How can health care practitioners play a more prominent role in helping patients to take prescribed medications?
Were “non-adherence to prescription medication” an illness, the human and fiscal impact would make it one of the costliest in the U.S. It is undoubtedly a major challenge to health care in every corner of the globe. And just as the U.S. is no exception to the geographical scale of non-adherence, type 2 diabetes is not exempt from the list of chronic conditions affected by it. It is a major issue that has been the focus of countless trials, studies, and reports in medical journals.
You would expect such a topic to draw the intense attention of the mainstream media. The numbers alone would seemingly entice any journalist: 125,000 lives lost, between $100 billion and $289 billion spent, 20 to 30 percent of prescriptions going unfilled. These were all quotes in a New York Timesarticle back in April, sourced from a review in the Annals of Internal Medicine.
To say it is in the public interest would be an understatement. However, a review of American and British newspapers in 2013 concluded that “adherence is not well covered in the newspaper media despite a significant presence in the medical literature,” and that the media’s potential to educate and shape the public’s knowledge is not being realized.
Many of the articles that do report on the topic, such as another New York Times article published in April, highlight the need for doctors to better educate their patients. This is a valid point: doctors do of course have a responsibility to educate patients, and it is a job that can always be improved upon. But it is surely naïve to believe that doctors have the capability of achieving drastic results alone.
When it comes to media coverage, the topic of nonadherence achieves a certain level of traction for a brief period when new, eye-catching figures are released, but has little sustained presence. This is simply inadequate, as sustainability is the key to encouraging behavioral changes. Prof. Melanie Wakefield et al. conclude that “mass media campaigns can directly and indirectly produce positive changes or prevent negative changes in health-related behaviors across large populations.” While they note that such changes are likelier when it comes to one-off behavioral changes, such as vaccinations, habitual behavior can also be improved.

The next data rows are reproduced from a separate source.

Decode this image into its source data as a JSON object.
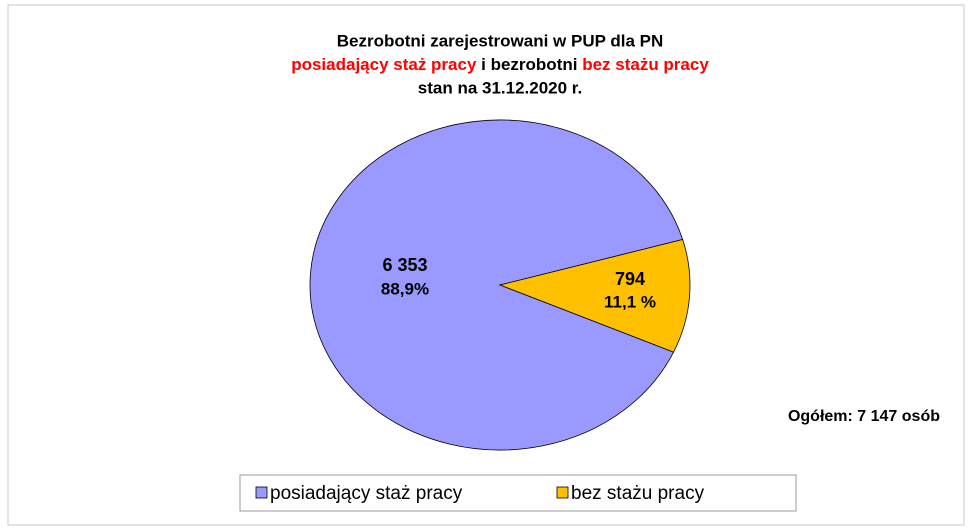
{
  "chart_data": {
    "type": "pie",
    "title": "Bezrobotni zarejestrowani w PUP dla PN",
    "subtitle": [
      "posiadający staż pracy",
      "i bezrobotni",
      "bez stażu pracy"
    ],
    "subtitle_colors": [
      "#ff0000",
      "#000000",
      "#ff0000"
    ],
    "date_line": "stan na 31.12.2020 r.",
    "categories": [
      "posiadający staż pracy",
      "bez stażu pracy"
    ],
    "values": [
      6353,
      794
    ],
    "value_labels": [
      "6 353",
      "794"
    ],
    "percents": [
      88.9,
      11.1
    ],
    "percent_labels": [
      "88,9%",
      "11,1 %"
    ],
    "colors": [
      "#9999ff",
      "#ffc000"
    ],
    "annotation": "Ogółem:  7 147 osób",
    "legend": "bottom"
  }
}
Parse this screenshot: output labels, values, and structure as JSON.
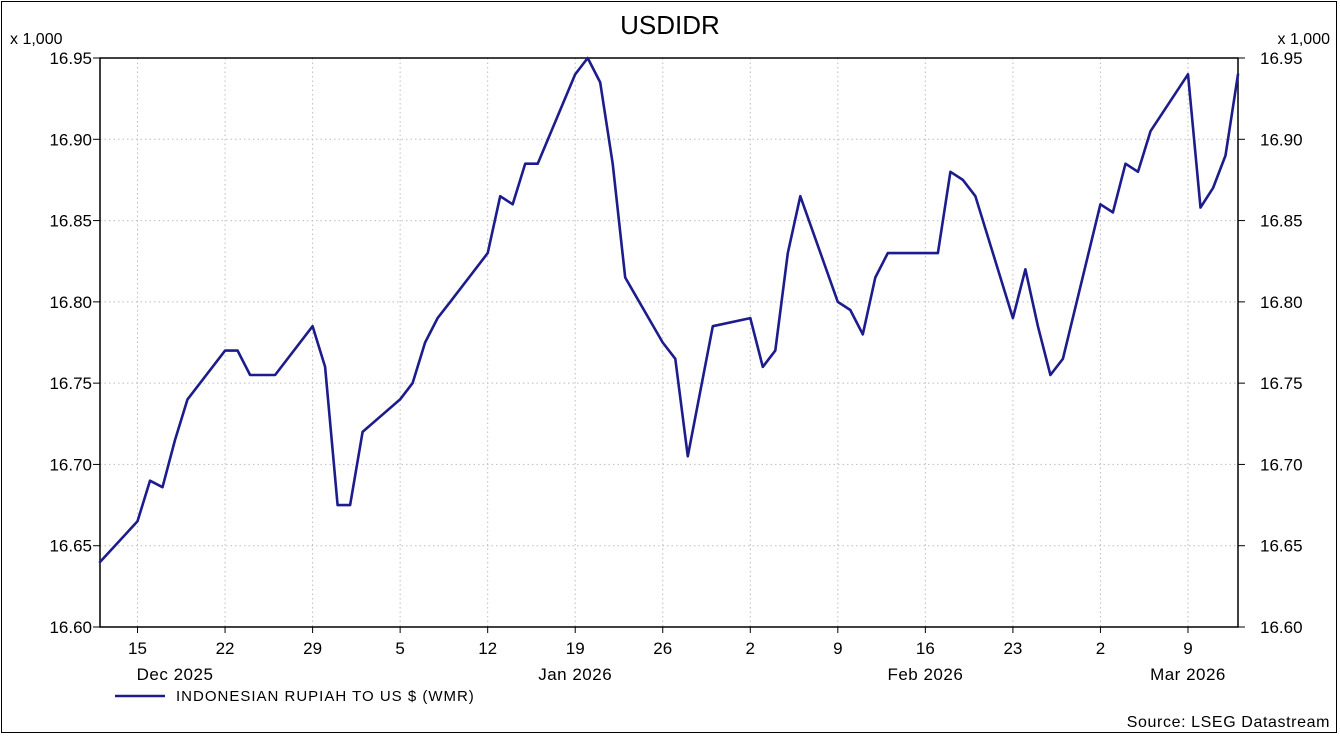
{
  "chart_data": {
    "type": "line",
    "title": "USDIDR",
    "unit_left": "x 1,000",
    "unit_right": "x 1,000",
    "source": "Source: LSEG Datastream",
    "ylim": [
      16.6,
      16.95
    ],
    "yticks": [
      "16.95",
      "16.90",
      "16.85",
      "16.80",
      "16.75",
      "16.70",
      "16.65",
      "16.60"
    ],
    "grid": true,
    "legend_position": "bottom-left",
    "day_ticks": [
      {
        "label": "15",
        "date": "2025-12-15"
      },
      {
        "label": "22",
        "date": "2025-12-22"
      },
      {
        "label": "29",
        "date": "2025-12-29"
      },
      {
        "label": "5",
        "date": "2026-01-05"
      },
      {
        "label": "12",
        "date": "2026-01-12"
      },
      {
        "label": "19",
        "date": "2026-01-19"
      },
      {
        "label": "26",
        "date": "2026-01-26"
      },
      {
        "label": "2",
        "date": "2026-02-02"
      },
      {
        "label": "9",
        "date": "2026-02-09"
      },
      {
        "label": "16",
        "date": "2026-02-16"
      },
      {
        "label": "23",
        "date": "2026-02-23"
      },
      {
        "label": "2",
        "date": "2026-03-02"
      },
      {
        "label": "9",
        "date": "2026-03-09"
      }
    ],
    "month_labels": [
      {
        "label": "Dec 2025",
        "date": "2025-12-18"
      },
      {
        "label": "Jan 2026",
        "date": "2026-01-19"
      },
      {
        "label": "Feb 2026",
        "date": "2026-02-16"
      },
      {
        "label": "Mar 2026",
        "date": "2026-03-09"
      }
    ],
    "series": [
      {
        "name": "INDONESIAN RUPIAH TO US $ (WMR)",
        "color": "#1c1c8c",
        "points": [
          [
            "2025-12-12",
            16.64
          ],
          [
            "2025-12-15",
            16.665
          ],
          [
            "2025-12-16",
            16.69
          ],
          [
            "2025-12-17",
            16.686
          ],
          [
            "2025-12-18",
            16.715
          ],
          [
            "2025-12-19",
            16.74
          ],
          [
            "2025-12-22",
            16.77
          ],
          [
            "2025-12-23",
            16.77
          ],
          [
            "2025-12-24",
            16.755
          ],
          [
            "2025-12-25",
            16.755
          ],
          [
            "2025-12-26",
            16.755
          ],
          [
            "2025-12-29",
            16.785
          ],
          [
            "2025-12-30",
            16.76
          ],
          [
            "2025-12-31",
            16.675
          ],
          [
            "2026-01-01",
            16.675
          ],
          [
            "2026-01-02",
            16.72
          ],
          [
            "2026-01-05",
            16.74
          ],
          [
            "2026-01-06",
            16.75
          ],
          [
            "2026-01-07",
            16.775
          ],
          [
            "2026-01-08",
            16.79
          ],
          [
            "2026-01-09",
            16.8
          ],
          [
            "2026-01-12",
            16.83
          ],
          [
            "2026-01-13",
            16.865
          ],
          [
            "2026-01-14",
            16.86
          ],
          [
            "2026-01-15",
            16.885
          ],
          [
            "2026-01-16",
            16.885
          ],
          [
            "2026-01-19",
            16.94
          ],
          [
            "2026-01-20",
            16.95
          ],
          [
            "2026-01-21",
            16.935
          ],
          [
            "2026-01-22",
            16.885
          ],
          [
            "2026-01-23",
            16.815
          ],
          [
            "2026-01-26",
            16.775
          ],
          [
            "2026-01-27",
            16.765
          ],
          [
            "2026-01-28",
            16.705
          ],
          [
            "2026-01-29",
            16.745
          ],
          [
            "2026-01-30",
            16.785
          ],
          [
            "2026-02-02",
            16.79
          ],
          [
            "2026-02-03",
            16.76
          ],
          [
            "2026-02-04",
            16.77
          ],
          [
            "2026-02-05",
            16.83
          ],
          [
            "2026-02-06",
            16.865
          ],
          [
            "2026-02-09",
            16.8
          ],
          [
            "2026-02-10",
            16.795
          ],
          [
            "2026-02-11",
            16.78
          ],
          [
            "2026-02-12",
            16.815
          ],
          [
            "2026-02-13",
            16.83
          ],
          [
            "2026-02-16",
            16.83
          ],
          [
            "2026-02-17",
            16.83
          ],
          [
            "2026-02-18",
            16.88
          ],
          [
            "2026-02-19",
            16.875
          ],
          [
            "2026-02-20",
            16.865
          ],
          [
            "2026-02-23",
            16.79
          ],
          [
            "2026-02-24",
            16.82
          ],
          [
            "2026-02-25",
            16.785
          ],
          [
            "2026-02-26",
            16.755
          ],
          [
            "2026-02-27",
            16.765
          ],
          [
            "2026-03-02",
            16.86
          ],
          [
            "2026-03-03",
            16.855
          ],
          [
            "2026-03-04",
            16.885
          ],
          [
            "2026-03-05",
            16.88
          ],
          [
            "2026-03-06",
            16.905
          ],
          [
            "2026-03-09",
            16.94
          ],
          [
            "2026-03-10",
            16.858
          ],
          [
            "2026-03-11",
            16.87
          ],
          [
            "2026-03-12",
            16.89
          ],
          [
            "2026-03-13",
            16.94
          ]
        ]
      }
    ]
  }
}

Take smoking for example. Over many years, the dangers of smoking have been increasingly presented in the media, be it in print, television, or online. You would be hard-pressed to find an adult in the USA who is not aware of the dangers of smoking. Those who continue to do so, do so in the knowledge that they are harming their bodies. Since 1965, the percentage of people smoking has dropped from 42.4 to 16.8 in 2014. In England, Tessa Langley et al. found that a freeze on tobacco control campaigns in the media was “associated with a dramatic decrease in quitline calls, smoke-free web hits and requests for cessation support packs.” This only recognizes those who use such services in the first place, but does certainly lend credibility to the theory that the media holds considerable influence regarding health-related behaviors.
There is no shortage of further evidence highlighting such an influence on public knowledge and behavioral habits. The aforementioned decline in smoking would surely have been far smaller had it been only doctors banging the drum about the dangers it entails. And yet, when it comes to patients not taking their prescribed medications, that is often cited as the answer.
In the UK, Trinity PR launched ‘Adherence: Let’s Take Care of It’ campaign, and there is a National Medication Adherence Week every October. Aside from that, there appears to be precious little else on either side of the Atlantic aimed at sustaining media coverage of the issue.
Nonadherence remains, to quote the New York Times, an “out-of-control” epidemic. While doctors can always push themselves to better advise and educate their patients, such efforts would surely prove more fruitful with sustained, targeted mass media campaigns.
- Nonadherence is responsible for 125,000 lives lost.
- Nonadherence costs between $100 billion and $289 billion spent, which includes, 20 to 30 percent of prescriptions going unfilled.
- Medical professionals need to do a better job of explaining the importance of patients following through on their treatment plans.